The tallest mountains on a neutron star are only millimeters high

Shane McGlaun - Jul 19, 2021, 6:09am CDT
The tallest mountains on a neutron star are only millimeters high

Here on Earth, mountains get extremely tall, thousands and thousands of feet high. However, new models of neutron stars show that the tallest mountains on these objects are only fractions of millimeters high due to the massive gravity of the incredibly dense objects. Neutron stars are some of the densest objects in the known universe, weighing about as much as the sun while being only about 10 kilometers across.

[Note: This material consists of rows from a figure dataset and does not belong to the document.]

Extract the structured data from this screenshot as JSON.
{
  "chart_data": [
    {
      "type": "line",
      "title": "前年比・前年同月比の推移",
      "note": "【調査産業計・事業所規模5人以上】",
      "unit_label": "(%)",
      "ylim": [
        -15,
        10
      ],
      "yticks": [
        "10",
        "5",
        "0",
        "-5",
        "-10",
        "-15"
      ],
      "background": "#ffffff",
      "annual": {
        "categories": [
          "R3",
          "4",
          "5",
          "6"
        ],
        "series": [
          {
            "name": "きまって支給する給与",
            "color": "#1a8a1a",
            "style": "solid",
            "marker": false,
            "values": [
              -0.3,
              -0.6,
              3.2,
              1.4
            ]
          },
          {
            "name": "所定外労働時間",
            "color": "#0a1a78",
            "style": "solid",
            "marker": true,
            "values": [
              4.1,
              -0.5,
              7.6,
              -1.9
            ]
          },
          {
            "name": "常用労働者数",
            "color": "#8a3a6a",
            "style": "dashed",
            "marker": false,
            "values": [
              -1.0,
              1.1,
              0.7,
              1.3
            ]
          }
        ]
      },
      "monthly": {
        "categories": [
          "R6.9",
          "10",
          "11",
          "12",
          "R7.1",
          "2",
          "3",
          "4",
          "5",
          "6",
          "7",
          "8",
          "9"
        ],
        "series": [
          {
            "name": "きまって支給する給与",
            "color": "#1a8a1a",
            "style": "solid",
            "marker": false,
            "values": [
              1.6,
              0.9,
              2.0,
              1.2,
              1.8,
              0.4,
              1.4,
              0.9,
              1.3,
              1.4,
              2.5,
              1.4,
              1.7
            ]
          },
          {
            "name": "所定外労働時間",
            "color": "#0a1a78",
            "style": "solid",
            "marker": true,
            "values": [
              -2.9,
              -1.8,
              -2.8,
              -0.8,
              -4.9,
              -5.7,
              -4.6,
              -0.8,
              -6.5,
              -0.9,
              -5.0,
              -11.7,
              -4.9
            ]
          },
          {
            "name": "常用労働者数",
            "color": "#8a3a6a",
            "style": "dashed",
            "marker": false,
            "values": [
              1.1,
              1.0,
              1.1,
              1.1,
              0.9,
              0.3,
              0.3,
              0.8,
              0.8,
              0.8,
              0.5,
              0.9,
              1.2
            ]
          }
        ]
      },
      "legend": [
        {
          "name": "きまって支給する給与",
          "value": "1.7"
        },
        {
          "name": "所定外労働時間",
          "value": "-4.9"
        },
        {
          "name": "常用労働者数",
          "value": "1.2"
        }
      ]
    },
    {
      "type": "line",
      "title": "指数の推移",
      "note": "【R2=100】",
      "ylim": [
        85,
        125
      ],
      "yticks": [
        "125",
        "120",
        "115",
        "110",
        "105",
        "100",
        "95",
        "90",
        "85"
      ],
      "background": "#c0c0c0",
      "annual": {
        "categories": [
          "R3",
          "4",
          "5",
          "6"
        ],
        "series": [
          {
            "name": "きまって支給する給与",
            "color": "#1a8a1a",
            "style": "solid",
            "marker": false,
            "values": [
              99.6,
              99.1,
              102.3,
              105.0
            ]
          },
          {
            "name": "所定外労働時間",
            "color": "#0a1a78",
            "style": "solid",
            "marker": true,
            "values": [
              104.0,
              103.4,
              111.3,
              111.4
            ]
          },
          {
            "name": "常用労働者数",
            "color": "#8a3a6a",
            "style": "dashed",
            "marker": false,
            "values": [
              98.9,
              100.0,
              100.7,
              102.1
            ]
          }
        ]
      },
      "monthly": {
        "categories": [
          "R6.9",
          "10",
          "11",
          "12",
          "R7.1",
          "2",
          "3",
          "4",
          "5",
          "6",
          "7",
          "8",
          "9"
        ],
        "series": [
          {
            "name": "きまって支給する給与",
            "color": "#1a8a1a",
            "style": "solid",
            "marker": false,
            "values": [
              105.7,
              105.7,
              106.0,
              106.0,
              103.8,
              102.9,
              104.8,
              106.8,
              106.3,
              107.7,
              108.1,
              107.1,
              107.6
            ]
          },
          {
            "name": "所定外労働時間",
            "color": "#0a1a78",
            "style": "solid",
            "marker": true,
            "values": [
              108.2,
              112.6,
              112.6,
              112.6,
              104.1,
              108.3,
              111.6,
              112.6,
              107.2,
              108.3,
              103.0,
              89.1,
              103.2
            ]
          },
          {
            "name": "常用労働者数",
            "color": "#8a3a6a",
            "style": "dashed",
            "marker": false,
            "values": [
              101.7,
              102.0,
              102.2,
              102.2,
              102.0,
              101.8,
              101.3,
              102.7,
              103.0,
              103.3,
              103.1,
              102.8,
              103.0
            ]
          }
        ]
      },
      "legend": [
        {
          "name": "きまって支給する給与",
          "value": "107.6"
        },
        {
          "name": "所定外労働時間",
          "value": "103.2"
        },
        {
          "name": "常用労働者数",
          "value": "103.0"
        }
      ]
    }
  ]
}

Because the stars are so densely packed, they have massive gravitational pull estimated at a billion times stronger than Earth’s gravitational pull. The immense gravity squishes every feature on the surface of the star to extremely small dimensions. With all of its surface features smoothed out by immense gravity, the stellar remnant is an almost perfect sphere.

While the “mountains” on the neutron star’s surface are billions of times smaller than similar features on Earth, they are nonetheless known as mountains. Researchers used computational modeling to build realistic neutron stars and then subjected them to a range of mathematical forces to find how mountains on the neutron star were created.

In their study, the team investigated the role ultra-dense nuclear matter played in supporting the mountains and found that the largest mountains produced are only a fraction of a millimeter tall. That is 100 times smaller than previously estimated. Researchers say over the past 20 years, interest in scientific communities has been high in understanding how large mountains on the neutron stars could be before the crust of the star breaks and the mountain can no longer be supported.

Previous work suggested that neutron stars could sustain deviations from a perfect sphere of up to a few parts in one million. That would’ve implied mountains as large as a few centimeters. However, the calculations assumed the neutron star was strained in a way that the crust was close to breaking at every point, but new models indicate those conditions aren’t realistic.